Obedecer a Dios acarrea bendición

Bienaventurado serás, y te irá bien. Tu mujer será como vid que lleva fruto a los lados de tu casa; Tus hijos como plantas de olivo alrededor de tu mesa. He aquí que así será bendecido el hombre que teme a Jehová.” Salmos 128:1-4 Reina-Valera 1960 (RVR1960).

Una de las más grandes revelaciones en las Escrituras es aquella en la que nuestro Señor Jesucristo se refiere a DIOS como Abba (Marcos 14:36). El Todopoderoso es su Papito, al igual que de todo aquel que sea salvo por medio de Jesucristo. Una vez que el creyente es incorporado a la familia celestial su espíritu es vivificado y reconoce a DIOS como Abba Padre (Romanos 8:15). Le insta a obedecer al Padre a pesar de las circunstancias que le rodeen. ¿Y cómo no obedecer al Padre más amoroso que existe?

La obediencia a DIOS acarrea bendición, siendo que Él solamente quiere lo que es mejor para sus hijos. Muy a menudo los creyentes se aferran a no dejar pecados o hábitos los cuales están en contra de la voluntad de DIOS. No obstante aquello a lo que se aferran está ocupando la nueva bendición que tiene Él para sus vidas. El SEÑOR necesita recipientes nuevos para derramar su bendición, no puede verter vino nuevo en odres viejos o dañados pues se perdería su bendición.

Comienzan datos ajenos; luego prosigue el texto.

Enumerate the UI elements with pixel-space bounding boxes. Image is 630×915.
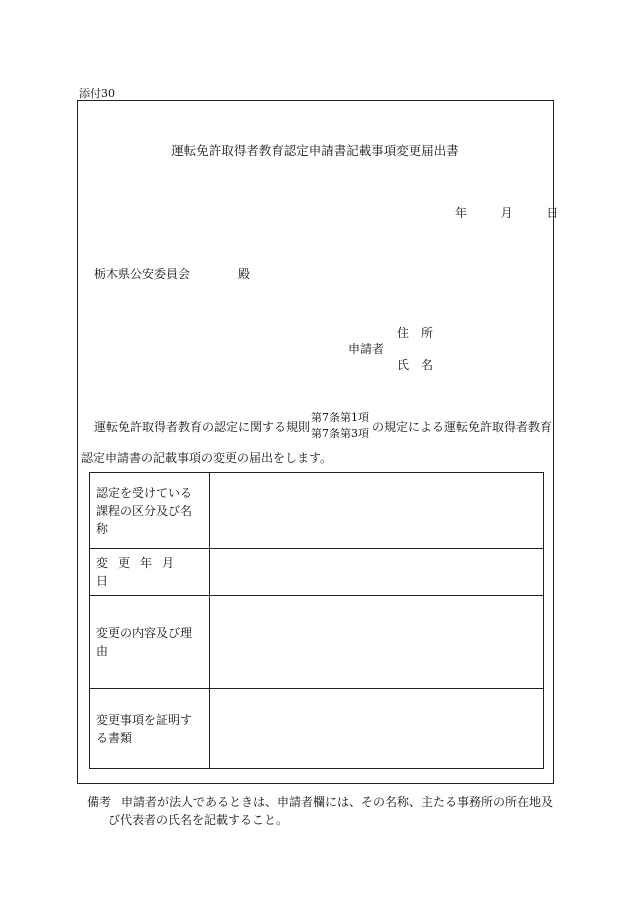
- rule-option-2: 第7条第3項: [311, 427, 369, 440]
- course-field[interactable]: [210, 473, 544, 549]
- change-reason-field[interactable]: [210, 596, 544, 689]
- applicant-label: 申請者: [348, 342, 385, 356]
- change-date-label: 変更年月日: [90, 549, 210, 596]
- table-row: [90, 689, 544, 769]
- form-title: 運転免許取得者教育認定申請書記載事項変更届出書: [171, 143, 459, 158]
- change-reason-label: 変更の内容及び理由: [90, 596, 210, 689]
- change-date-field[interactable]: [210, 549, 544, 596]
- details-table: [89, 472, 544, 769]
- addressee: [94, 265, 250, 282]
- date-day: 日: [546, 206, 559, 220]
- addressee-honorific: 殿: [238, 267, 251, 281]
- remarks-heading: 備考: [87, 795, 112, 809]
- body-line1-prefix: 運転免許取得者教育の認定に関する規則: [94, 420, 311, 434]
- name-label: 氏名: [397, 358, 446, 372]
- course-label: 認定を受けている課程の区分及び名称: [90, 473, 210, 549]
- remarks-line2: び代表者の氏名を記載すること。: [108, 813, 289, 827]
- table-row: [90, 596, 544, 689]
- table-row: [90, 549, 544, 596]
- date-line: [455, 204, 558, 221]
- proof-documents-field[interactable]: [210, 689, 544, 769]
- table-row: [90, 473, 544, 549]
- remarks-line1: 申請者が法人であるときは、申請者欄には、その名称、主たる事務所の所在地及: [121, 795, 554, 809]
- body-line2: 認定申請書の記載事項の変更の届出をします。: [81, 451, 333, 465]
- date-month: 月: [500, 206, 513, 220]
- body-line1-suffix: の規定による運転免許取得者教育: [372, 420, 553, 434]
- date-year: 年: [455, 206, 468, 220]
- address-label: 住所: [397, 326, 446, 340]
- proof-documents-label: 変更事項を証明する書類: [90, 689, 210, 769]
- rule-option-1: 第7条第1項: [311, 411, 369, 424]
- attachment-label: 添付30: [79, 87, 115, 100]
- addressee-name: 栃木県公安委員会: [94, 267, 191, 281]
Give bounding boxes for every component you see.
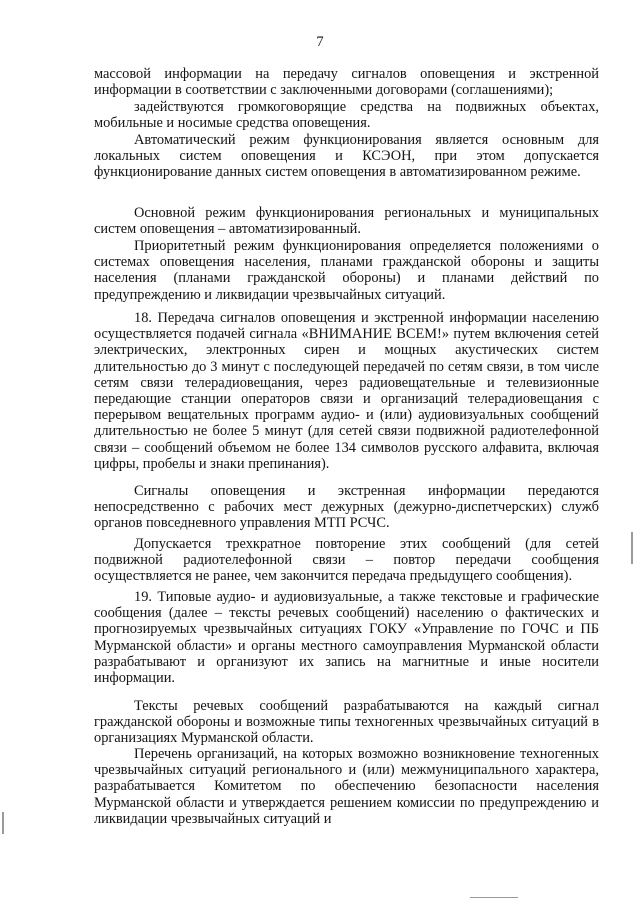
paragraph-message-texts: Тексты речевых сообщений разрабатываются на каждый сигнал гражданской обороны и возможные типы техногенных чрезвычайных ситуаций в организациях Мурманской области.: [94, 698, 599, 747]
paragraph-item-19: 19. Типовые аудио- и аудиовизуальные, а также текстовые и графические сообщения (далее – тексты речевых сообщений) населению о фактических и прогнозируемых чрезвычайных ситуациях ГОКУ «Управление по ГОЧС и ПБ Мурманской области» и органы местного самоуправления Мурманской области разрабатывают и организуют их запись на магнитные и иные носители информации.: [94, 589, 599, 687]
paragraph-loudspeakers: задействуются громкоговорящие средства на подвижных объектах, мобильные и носимые средства оповещения.: [94, 99, 599, 132]
scan-edge-mark: [2, 812, 4, 834]
paragraph-main-mode: Основной режим функционирования региональных и муниципальных систем оповещения – автоматизированный.: [94, 205, 599, 238]
paragraph-organizations-list: Перечень организаций, на которых возможно возникновение техногенных чрезвычайных ситуаций регионального и (или) межмуниципального характера, разрабатывается Комитетом по обеспечению безопасности населения Мурманской области и утверждается решением комиссии по предупреждению и ликвидации чрезвычайных ситуаций и: [94, 746, 599, 827]
paragraph-repetition: Допускается трехкратное повторение этих сообщений (для сетей подвижной радиотелефонной связи – повтор передачи сообщения осуществляется не ранее, чем закончится передача предыдущего сообщения).: [94, 536, 599, 585]
paragraph-item-18: 18. Передача сигналов оповещения и экстренной информации населению осуществляется подачей сигнала «ВНИМАНИЕ ВСЕМ!» путем включения сетей электрических, электронных сирен и мощных акустических систем длительностью до 3 минут с последующей передачей по сетям связи, в том числе сетям связи телерадиовещания, через радиовещательные и телевизионные передающие станции операторов связи и организаций телерадиовещания с перерывом вещательных программ аудио- и (или) аудиовизуальных сообщений длительностью не более 5 минут (для сетей связи подвижной радиотелефонной связи – сообщений объемом не более 134 символов русского алфавита, включая цифры, пробелы и знаки препинания).: [94, 310, 599, 472]
paragraph-signals: Сигналы оповещения и экстренная информации передаются непосредственно с рабочих мест дежурных (дежурно-диспетчерских) служб органов повседневного управления МТП РСЧС.: [94, 483, 599, 532]
scan-edge-mark: [631, 532, 633, 564]
paragraph-continuation: массовой информации на передачу сигналов оповещения и экстренной информации в соответствии с заключенными договорами (соглашениями);: [94, 66, 599, 99]
paragraph-automatic-mode: Автоматический режим функционирования является основным для локальных систем оповещения и КСЭОН, при этом допускается функционирование данных систем оповещения в автоматизированном режиме.: [94, 132, 599, 181]
paragraph-priority-mode: Приоритетный режим функционирования определяется положениями о системах оповещения населения, планами гражданской обороны и защиты населения (планами гражданской обороны) и планами действий по предупреждению и ликвидации чрезвычайных ситуаций.: [94, 238, 599, 303]
scan-bottom-line: [470, 897, 518, 898]
page-number: 7: [316, 34, 324, 50]
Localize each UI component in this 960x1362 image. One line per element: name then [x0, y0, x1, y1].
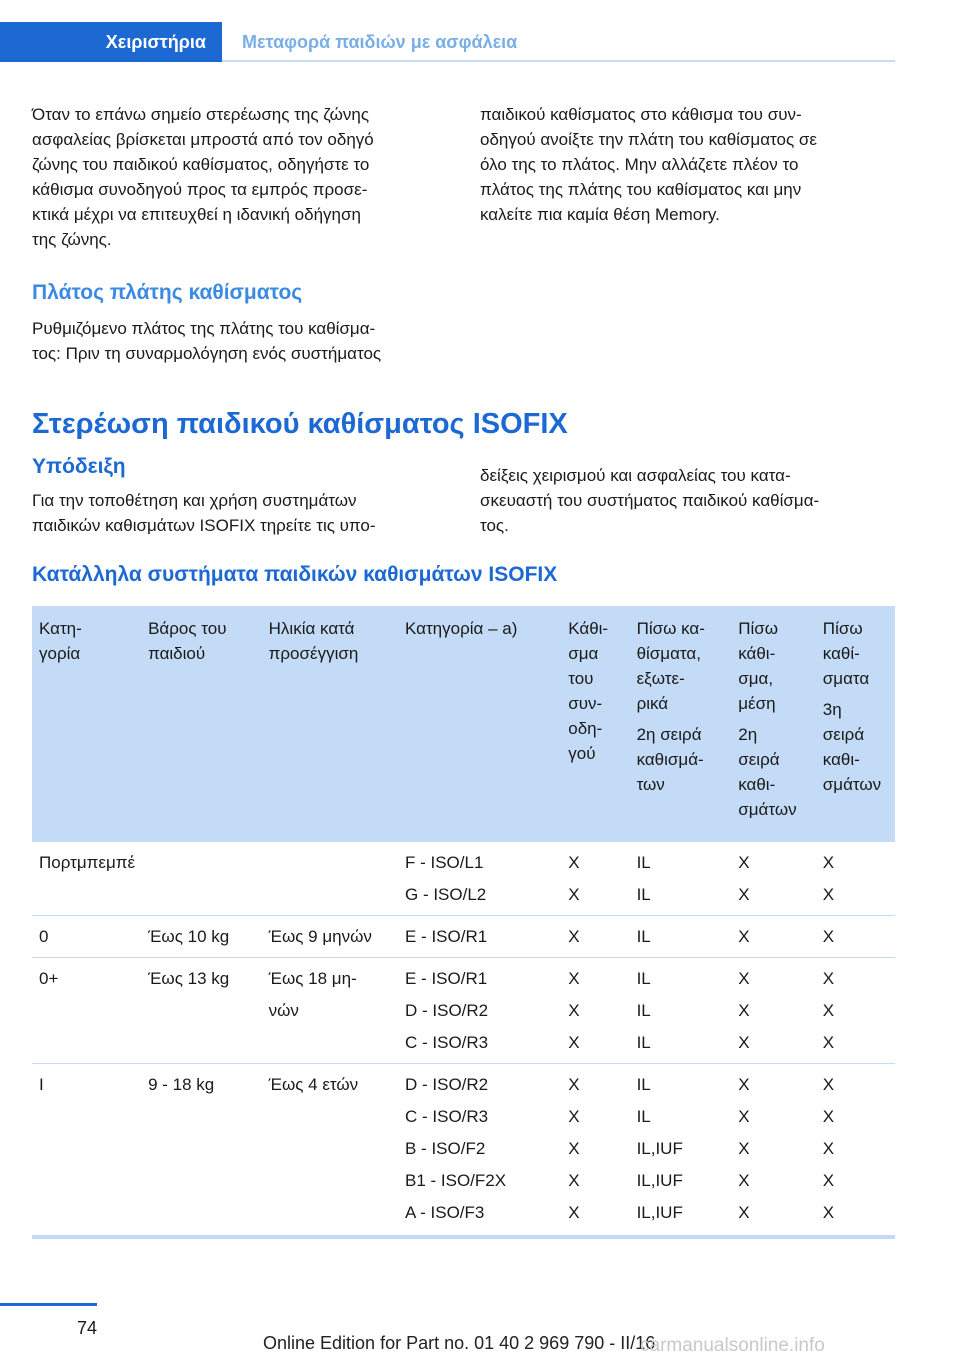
cell-value: I [39, 1075, 44, 1094]
text-line: Για την τοποθέτηση και χρήση συστημάτων [32, 491, 357, 510]
cell-value: X [822, 885, 835, 904]
cell-value: X [822, 1139, 835, 1158]
note-left-text [32, 488, 452, 538]
header-line: Κατη‐ [39, 619, 82, 638]
header-line: σμα, [738, 669, 774, 688]
cell-value: X [568, 1203, 580, 1222]
cell-value: 0 [39, 927, 49, 946]
text-line: παιδικών καθισμάτων ISOFIX τηρείτε τις υπο‐ [32, 516, 376, 535]
cell-value: IL [636, 1033, 651, 1052]
table-cell [398, 1064, 561, 1238]
header-line: καθισμά‐ [636, 750, 704, 769]
cell-value: Έως 18 μη‐ [268, 969, 357, 988]
table-cell [398, 958, 561, 1064]
table-header-cell [561, 606, 629, 842]
header-line: Ηλικία κατά [268, 619, 355, 638]
table-cell [262, 1064, 398, 1238]
cell-value: B - ISO/F2 [405, 1139, 486, 1158]
cell-value: IL,IUF [636, 1171, 683, 1190]
cell-value: X [822, 1033, 835, 1052]
table-cell [32, 958, 141, 1064]
header-tab-child-transport[interactable]: Μεταφορά παιδιών με ασφάλεια [242, 31, 518, 52]
cell-value: X [738, 1139, 750, 1158]
cell-value: X [568, 1033, 580, 1052]
table-cell [630, 842, 732, 916]
table-cell [561, 916, 629, 958]
text-line: σκευαστή του συστήματος παιδικού καθίσμα‐ [480, 491, 820, 510]
header-line: προσέγγιση [268, 644, 359, 663]
cell-value: X [738, 853, 750, 872]
cell-value: X [822, 853, 835, 872]
cell-value: IL [636, 885, 651, 904]
table-cell [32, 916, 141, 958]
cell-value: IL [636, 1075, 651, 1094]
page-number: 74 [76, 1318, 97, 1338]
cell-value: IL [636, 1001, 651, 1020]
text-line: τος. [480, 516, 509, 535]
table-cell [816, 1064, 895, 1238]
header-line: εξωτε‐ [636, 669, 685, 688]
text-line: οδηγού ανοίξτε την πλάτη του καθίσματος σε [480, 130, 817, 149]
header-line: Πίσω [822, 619, 863, 638]
cell-value: X [568, 1107, 580, 1126]
header-line: σμα [568, 644, 599, 663]
cell-value: E - ISO/R1 [405, 927, 488, 946]
cell-value: 0+ [39, 969, 59, 988]
header-line: Βάρος του [148, 619, 227, 638]
table-row [32, 916, 895, 958]
cell-value: Έως 10 kg [148, 927, 230, 946]
table-cell [398, 842, 561, 916]
table-cell [141, 1064, 262, 1238]
header-tab-controls[interactable]: Χειριστήρια [0, 22, 222, 62]
table-header-cell [816, 606, 895, 842]
header-line: σειρά [822, 725, 865, 744]
table-cell [141, 916, 262, 958]
header-line: 3η [822, 700, 842, 719]
table-cell [731, 1064, 816, 1238]
header-line: Κατηγορία – a) [405, 619, 518, 638]
cell-value: X [738, 1107, 750, 1126]
table-header-cell [262, 606, 398, 842]
table-cell [32, 842, 141, 916]
cell-value: X [568, 1001, 580, 1020]
header-line: σμάτων [738, 800, 797, 819]
header-divider [222, 60, 895, 62]
cell-value: X [738, 1171, 750, 1190]
note-right-text [480, 463, 900, 538]
header-line: του [568, 669, 594, 688]
cell-value: Έως 9 μηνών [268, 927, 372, 946]
section-title: Στερέωση παιδικού καθίσματος ISOFIX [32, 408, 568, 440]
header-line: σματα [822, 669, 870, 688]
text-line: ζώνης του παιδικού καθίσματος, οδηγήστε το [32, 155, 370, 174]
cell-value: X [822, 1107, 835, 1126]
cell-value: F - ISO/L1 [405, 853, 484, 872]
cell-value: A - ISO/F3 [405, 1203, 485, 1222]
table-header-cell [32, 606, 141, 842]
cell-value: X [568, 853, 580, 872]
table-row [32, 958, 895, 1064]
header-line: καθι‐ [822, 750, 860, 769]
watermark: carmanualsonline.info [640, 1335, 825, 1356]
header-line: σειρά [738, 750, 780, 769]
table-header-cell [141, 606, 262, 842]
cell-value: X [738, 927, 750, 946]
cell-value: X [822, 1203, 835, 1222]
cell-value: X [568, 885, 580, 904]
text-line: δείξεις χειρισμού και ασφαλείας του κατα‐ [480, 466, 791, 485]
header-line: 2η [738, 725, 758, 744]
text-line: πλάτος της πλάτης του καθίσματος και μην [480, 180, 802, 199]
table-cell [398, 916, 561, 958]
table-cell [561, 958, 629, 1064]
cell-value: X [738, 885, 750, 904]
table-cell [731, 916, 816, 958]
cell-value: X [822, 927, 835, 946]
page-header [0, 22, 895, 62]
table-header-cell [630, 606, 732, 842]
table-cell [816, 958, 895, 1064]
header-line: γορία [39, 644, 81, 663]
cell-value: D - ISO/R2 [405, 1075, 489, 1094]
table-cell [141, 958, 262, 1064]
header-line: γού [568, 744, 596, 763]
cell-value: Πορτμπεμπέ [39, 853, 136, 872]
table-cell [816, 916, 895, 958]
table-cell [561, 842, 629, 916]
cell-value: X [738, 1203, 750, 1222]
note-heading: Υπόδειξη [32, 455, 126, 478]
cell-value: X [568, 1075, 580, 1094]
header-line: των [636, 775, 665, 794]
text-line: παιδικού καθίσματος στο κάθισμα του συν‐ [480, 105, 802, 124]
header-line: καθι‐ [738, 775, 776, 794]
note-left [32, 488, 452, 538]
cell-value: X [568, 969, 580, 988]
cell-value: νών [268, 1001, 299, 1020]
text-line: κτικά μέχρι να επιτευχθεί η ιδανική οδήγηση [32, 205, 361, 224]
cell-value: X [738, 1075, 750, 1094]
right-paragraph-1 [480, 102, 900, 227]
seat-width-heading: Πλάτος πλάτης καθίσματος [32, 281, 303, 304]
header-line: καθί‐ [822, 644, 860, 663]
text-line: ασφαλείας βρίσκεται μπροστά από τον οδηγό [32, 130, 374, 149]
cell-value: IL [636, 969, 651, 988]
left-paragraph-2-block [32, 316, 452, 366]
cell-value: X [568, 1171, 580, 1190]
cell-value: D - ISO/R2 [405, 1001, 489, 1020]
left-paragraph-2 [32, 316, 452, 366]
cell-value: IL [636, 927, 651, 946]
cell-value: Έως 4 ετών [268, 1075, 359, 1094]
table-body [32, 842, 895, 1237]
table-cell [630, 1064, 732, 1238]
footer-divider [0, 1303, 97, 1306]
cell-value: X [822, 1001, 835, 1020]
header-line: ρικά [636, 694, 669, 713]
cell-value: X [568, 927, 580, 946]
header-line: μέση [738, 694, 776, 713]
cell-value: X [568, 1139, 580, 1158]
cell-value: E - ISO/R1 [405, 969, 488, 988]
header-line: Πίσω [738, 619, 779, 638]
header-line: παιδιού [148, 644, 206, 663]
cell-value: X [822, 969, 835, 988]
table-cell [262, 842, 398, 916]
text-line: τος: Πριν τη συναρμολόγηση ενός συστήματος [32, 344, 382, 363]
header-line: θίσματα, [636, 644, 701, 663]
text-line: καλείτε πια καμία θέση Memory. [480, 205, 720, 224]
table-header-cell [398, 606, 561, 842]
text-line: της ζώνης. [32, 230, 112, 249]
cell-value: G - ISO/L2 [405, 885, 487, 904]
table-cell [630, 916, 732, 958]
header-line: Κάθι‐ [568, 619, 609, 638]
table-cell [731, 958, 816, 1064]
cell-value: C - ISO/R3 [405, 1107, 489, 1126]
cell-value: IL [636, 853, 651, 872]
cell-value: X [738, 1001, 750, 1020]
table-row [32, 842, 895, 916]
right-column [480, 102, 900, 227]
cell-value: X [822, 1075, 835, 1094]
table-cell [816, 842, 895, 916]
table-cell [32, 1064, 141, 1238]
header-line: 2η σειρά [636, 725, 702, 744]
table-header-row [32, 606, 895, 842]
table-cell [630, 958, 732, 1064]
cell-value: IL [636, 1107, 651, 1126]
table-cell [561, 1064, 629, 1238]
header-line: σμάτων [822, 775, 882, 794]
text-line: Ρυθμιζόμενο πλάτος της πλάτης του καθίσμα‐ [32, 319, 376, 338]
header-line: Πίσω κα‐ [636, 619, 705, 638]
header-line: συν‐ [568, 694, 603, 713]
table-cell [262, 916, 398, 958]
text-line: όλο της το πλάτος. Μην αλλάζετε πλέον το [480, 155, 799, 174]
isofix-table [32, 606, 895, 1239]
left-column [32, 102, 452, 252]
cell-value: X [738, 969, 750, 988]
left-paragraph-1 [32, 102, 452, 252]
cell-value: Έως 13 kg [148, 969, 230, 988]
table-cell [731, 842, 816, 916]
table-title: Κατάλληλα συστήματα παιδικών καθισμάτων ISOFIX [32, 563, 558, 586]
table-header-cell [731, 606, 816, 842]
header-line: οδη‐ [568, 719, 603, 738]
cell-value: X [822, 1171, 835, 1190]
header-line: κάθι‐ [738, 644, 776, 663]
table-cell [141, 842, 262, 916]
edition-note: Online Edition for Part no. 01 40 2 969 790 - II/16 [263, 1333, 656, 1353]
table-cell [262, 958, 398, 1064]
cell-value: X [738, 1033, 750, 1052]
cell-value: B1 - ISO/F2X [405, 1171, 507, 1190]
cell-value: 9 - 18 kg [148, 1075, 215, 1094]
text-line: κάθισμα συνοδηγού προς τα εμπρός προσε‐ [32, 180, 368, 199]
cell-value: IL,IUF [636, 1139, 683, 1158]
text-line: Όταν το επάνω σημείο στερέωσης της ζώνης [32, 105, 370, 124]
cell-value: C - ISO/R3 [405, 1033, 489, 1052]
cell-value: IL,IUF [636, 1203, 683, 1222]
table-row [32, 1064, 895, 1238]
note-right [480, 463, 900, 538]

Todo aquel que obedece al SEÑOR será bendito, el temor de DIOS es un tesoro que trae bendición. Tener a DIOS en el primer lugar de nuestras vidas trae alegría al alma, y uno puede encontrar contentamiento en obedecer sus mandatos:

“Felices son los íntegros,  los que siguen las enseñanzas del Señor. Felices son los que obedecen sus leyes y lo buscan con todo el corazón.” Salmos 119:1-2 Nueva Traducción Viviente (NTV).

Obedece al SEÑOR y encuentra solo en Él tu felicidad.